In this book, Ndlovu-Gatsheni takes full advantage of his background in history to illustrate how over time the genocidal violence of conquest, colonialism and imperialism was accompanied by epistemic violence that has been deployed to dispossess Africans of their belonging to the human family and to dismiss their freedom to think and to know. Student activists of the #RhodesMustFall and #FeesMustFall movements are recognised in the book as agents of change that have demanded an epistemic revolution beyond cosmetic changes made in different efforts to transform and Africanise the university in Africa. In the opinion of Ndlovu-Gatsheni, a decolonised African university will be one that boasts human diversity as well as epistemic plurality and multilingualism. Such a university will be locally rooted but still globally competitive. Part of the propaganda against decoloniality has been that it proposes a kind of political nativism that would expel European peoples and knowledges from the African university. Ndlovu-Gatsheni negates this propaganda by illustrating that a decolonised university will be a centre of human and epistemic diversity that will combine excellence and relevance and valorise intellectual rigour. The valorisation of rigour and excellence negates another form of propaganda that gives people the impression that the decolonisation of the university in Africa would compromise quality in higher education.

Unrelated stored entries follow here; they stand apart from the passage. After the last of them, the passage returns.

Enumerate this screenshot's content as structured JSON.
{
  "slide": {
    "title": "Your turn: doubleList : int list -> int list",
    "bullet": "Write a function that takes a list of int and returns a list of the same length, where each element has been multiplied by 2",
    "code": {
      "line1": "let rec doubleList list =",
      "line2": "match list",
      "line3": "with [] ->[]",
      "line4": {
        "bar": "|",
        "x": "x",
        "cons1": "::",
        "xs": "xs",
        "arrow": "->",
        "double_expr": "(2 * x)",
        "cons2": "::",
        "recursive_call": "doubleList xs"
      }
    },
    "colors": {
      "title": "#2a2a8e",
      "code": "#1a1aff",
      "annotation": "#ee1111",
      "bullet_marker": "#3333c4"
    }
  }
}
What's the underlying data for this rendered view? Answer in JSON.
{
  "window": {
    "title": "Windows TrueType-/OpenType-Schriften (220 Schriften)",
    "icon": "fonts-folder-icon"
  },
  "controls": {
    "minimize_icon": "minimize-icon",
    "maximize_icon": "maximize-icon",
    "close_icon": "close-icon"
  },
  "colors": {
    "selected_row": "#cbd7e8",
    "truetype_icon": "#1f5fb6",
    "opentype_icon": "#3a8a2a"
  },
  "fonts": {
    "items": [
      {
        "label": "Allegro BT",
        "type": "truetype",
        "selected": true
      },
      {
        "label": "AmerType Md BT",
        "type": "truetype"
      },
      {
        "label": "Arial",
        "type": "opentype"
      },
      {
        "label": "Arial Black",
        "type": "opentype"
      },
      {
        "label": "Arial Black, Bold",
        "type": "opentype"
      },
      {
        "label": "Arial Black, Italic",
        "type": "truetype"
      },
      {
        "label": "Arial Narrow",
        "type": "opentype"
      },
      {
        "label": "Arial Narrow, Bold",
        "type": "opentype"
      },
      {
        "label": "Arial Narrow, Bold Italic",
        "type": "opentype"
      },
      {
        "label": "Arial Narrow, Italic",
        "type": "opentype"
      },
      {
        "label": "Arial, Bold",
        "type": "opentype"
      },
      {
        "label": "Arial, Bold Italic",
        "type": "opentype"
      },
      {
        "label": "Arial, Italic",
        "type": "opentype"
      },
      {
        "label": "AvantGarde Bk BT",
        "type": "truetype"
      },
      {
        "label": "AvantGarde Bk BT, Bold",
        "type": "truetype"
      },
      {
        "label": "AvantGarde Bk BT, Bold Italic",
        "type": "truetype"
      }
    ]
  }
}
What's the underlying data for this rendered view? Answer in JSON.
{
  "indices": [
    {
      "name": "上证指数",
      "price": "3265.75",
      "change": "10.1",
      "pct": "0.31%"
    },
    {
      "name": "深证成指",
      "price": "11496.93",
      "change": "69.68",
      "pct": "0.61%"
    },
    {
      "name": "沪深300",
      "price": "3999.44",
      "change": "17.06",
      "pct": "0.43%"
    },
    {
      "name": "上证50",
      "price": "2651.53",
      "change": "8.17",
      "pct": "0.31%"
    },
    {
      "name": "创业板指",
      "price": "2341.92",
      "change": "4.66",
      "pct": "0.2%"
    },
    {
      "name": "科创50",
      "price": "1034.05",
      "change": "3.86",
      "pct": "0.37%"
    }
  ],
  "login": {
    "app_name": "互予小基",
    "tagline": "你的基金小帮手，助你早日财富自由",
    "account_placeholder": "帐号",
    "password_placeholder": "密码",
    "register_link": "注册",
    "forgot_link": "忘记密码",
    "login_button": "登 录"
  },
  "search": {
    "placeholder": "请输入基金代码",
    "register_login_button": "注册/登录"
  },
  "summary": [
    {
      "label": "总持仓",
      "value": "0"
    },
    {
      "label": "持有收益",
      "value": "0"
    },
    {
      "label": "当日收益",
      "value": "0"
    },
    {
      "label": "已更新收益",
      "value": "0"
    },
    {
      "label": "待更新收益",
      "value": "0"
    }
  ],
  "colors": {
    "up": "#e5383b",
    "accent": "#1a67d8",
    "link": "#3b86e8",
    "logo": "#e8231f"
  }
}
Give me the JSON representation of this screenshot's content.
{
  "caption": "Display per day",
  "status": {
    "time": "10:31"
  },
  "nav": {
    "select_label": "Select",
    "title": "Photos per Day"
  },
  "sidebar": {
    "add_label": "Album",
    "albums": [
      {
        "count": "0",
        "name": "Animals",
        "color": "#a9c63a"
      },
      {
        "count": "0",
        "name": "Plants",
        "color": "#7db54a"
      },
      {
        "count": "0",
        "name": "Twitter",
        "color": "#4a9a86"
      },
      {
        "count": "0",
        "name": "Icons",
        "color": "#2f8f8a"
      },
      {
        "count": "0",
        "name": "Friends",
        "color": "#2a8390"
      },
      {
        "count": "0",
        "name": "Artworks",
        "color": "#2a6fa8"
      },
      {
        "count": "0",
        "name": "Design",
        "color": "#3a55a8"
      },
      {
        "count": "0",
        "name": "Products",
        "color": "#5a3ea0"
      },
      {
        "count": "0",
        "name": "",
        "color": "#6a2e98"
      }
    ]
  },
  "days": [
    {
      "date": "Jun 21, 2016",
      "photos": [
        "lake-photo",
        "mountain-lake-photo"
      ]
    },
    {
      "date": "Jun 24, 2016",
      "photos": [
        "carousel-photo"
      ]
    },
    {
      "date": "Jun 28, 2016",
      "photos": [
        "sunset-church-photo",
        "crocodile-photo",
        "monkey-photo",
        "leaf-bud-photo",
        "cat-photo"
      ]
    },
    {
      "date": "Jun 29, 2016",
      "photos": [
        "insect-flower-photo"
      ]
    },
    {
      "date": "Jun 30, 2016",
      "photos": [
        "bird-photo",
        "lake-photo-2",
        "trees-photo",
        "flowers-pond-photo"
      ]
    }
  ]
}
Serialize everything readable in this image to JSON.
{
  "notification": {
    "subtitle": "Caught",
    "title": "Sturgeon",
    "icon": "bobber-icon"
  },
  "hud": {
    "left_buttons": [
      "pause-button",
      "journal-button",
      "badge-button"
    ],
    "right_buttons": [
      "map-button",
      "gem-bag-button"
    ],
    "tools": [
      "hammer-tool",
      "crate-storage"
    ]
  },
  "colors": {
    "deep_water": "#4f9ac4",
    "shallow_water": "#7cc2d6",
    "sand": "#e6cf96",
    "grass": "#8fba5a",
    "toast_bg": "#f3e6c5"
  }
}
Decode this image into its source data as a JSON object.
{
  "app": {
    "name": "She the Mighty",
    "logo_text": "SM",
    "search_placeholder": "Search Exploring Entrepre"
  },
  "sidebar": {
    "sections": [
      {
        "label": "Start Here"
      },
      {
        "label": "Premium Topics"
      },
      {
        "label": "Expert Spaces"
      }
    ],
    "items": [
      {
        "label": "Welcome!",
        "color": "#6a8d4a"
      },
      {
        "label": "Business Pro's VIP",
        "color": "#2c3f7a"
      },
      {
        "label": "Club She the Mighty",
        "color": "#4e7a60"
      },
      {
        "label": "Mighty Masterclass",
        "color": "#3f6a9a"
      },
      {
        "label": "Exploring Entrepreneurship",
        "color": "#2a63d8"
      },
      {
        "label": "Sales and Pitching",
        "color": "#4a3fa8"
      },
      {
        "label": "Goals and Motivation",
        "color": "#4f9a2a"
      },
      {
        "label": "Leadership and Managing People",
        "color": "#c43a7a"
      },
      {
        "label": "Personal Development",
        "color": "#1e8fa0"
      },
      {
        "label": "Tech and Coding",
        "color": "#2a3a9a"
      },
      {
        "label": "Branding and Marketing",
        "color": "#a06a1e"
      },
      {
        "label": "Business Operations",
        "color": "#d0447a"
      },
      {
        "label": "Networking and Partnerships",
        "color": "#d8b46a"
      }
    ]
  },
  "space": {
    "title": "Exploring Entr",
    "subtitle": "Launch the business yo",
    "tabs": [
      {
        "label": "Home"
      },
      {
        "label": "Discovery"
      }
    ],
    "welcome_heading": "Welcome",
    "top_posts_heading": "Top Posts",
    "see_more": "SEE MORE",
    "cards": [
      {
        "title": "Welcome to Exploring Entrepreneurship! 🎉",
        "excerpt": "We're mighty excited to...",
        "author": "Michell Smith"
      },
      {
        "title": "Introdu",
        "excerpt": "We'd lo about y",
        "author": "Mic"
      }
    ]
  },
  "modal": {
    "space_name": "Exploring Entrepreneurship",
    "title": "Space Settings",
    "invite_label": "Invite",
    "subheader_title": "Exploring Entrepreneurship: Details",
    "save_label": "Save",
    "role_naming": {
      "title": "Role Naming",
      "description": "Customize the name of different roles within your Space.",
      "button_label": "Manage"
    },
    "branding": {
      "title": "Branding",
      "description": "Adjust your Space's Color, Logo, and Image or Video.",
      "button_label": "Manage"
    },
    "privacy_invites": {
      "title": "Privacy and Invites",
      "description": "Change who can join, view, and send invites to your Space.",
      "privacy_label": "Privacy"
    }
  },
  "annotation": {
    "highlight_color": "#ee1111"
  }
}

Some of the punchy gestures of the book include a conversation that Ndlovu-Gatsheni has with other scholars on the significance of unlearning colonial concepts in order to relearn decolonial theories and philosophies. Unlearning things colonial in order to relearn things decolonial and liberatory involves ‘rethinking thinking’ itself and at long last thinking and knowing with our feet firmly and proudly planted on the African soil that is a legitimate ground for thinking and knowing. Alone, that Africa is legitimate ground for thought and that Africans are producers of legitimate knowledge is one of the book's decolonial defiances that negate colonial political propaganda and intellectual mythology, one of the most prominent myths being that Africa was a dark night that Western civilisation and modernisation saved from darkness.

The book is multi-vocal and multi-perspectival in the creative way in which Ndlovu-Gatsheni does not monopolise the pages but thinks with other thinkers, previous and present, African and European, whose works are recognised and used in the book. Thought and knowledge are described in the book as the property of the human family of the world and not a monopoly of one race and a preserve of one geographic location. The book is rendered in lucid prose that is transparent and simple without being simplistic.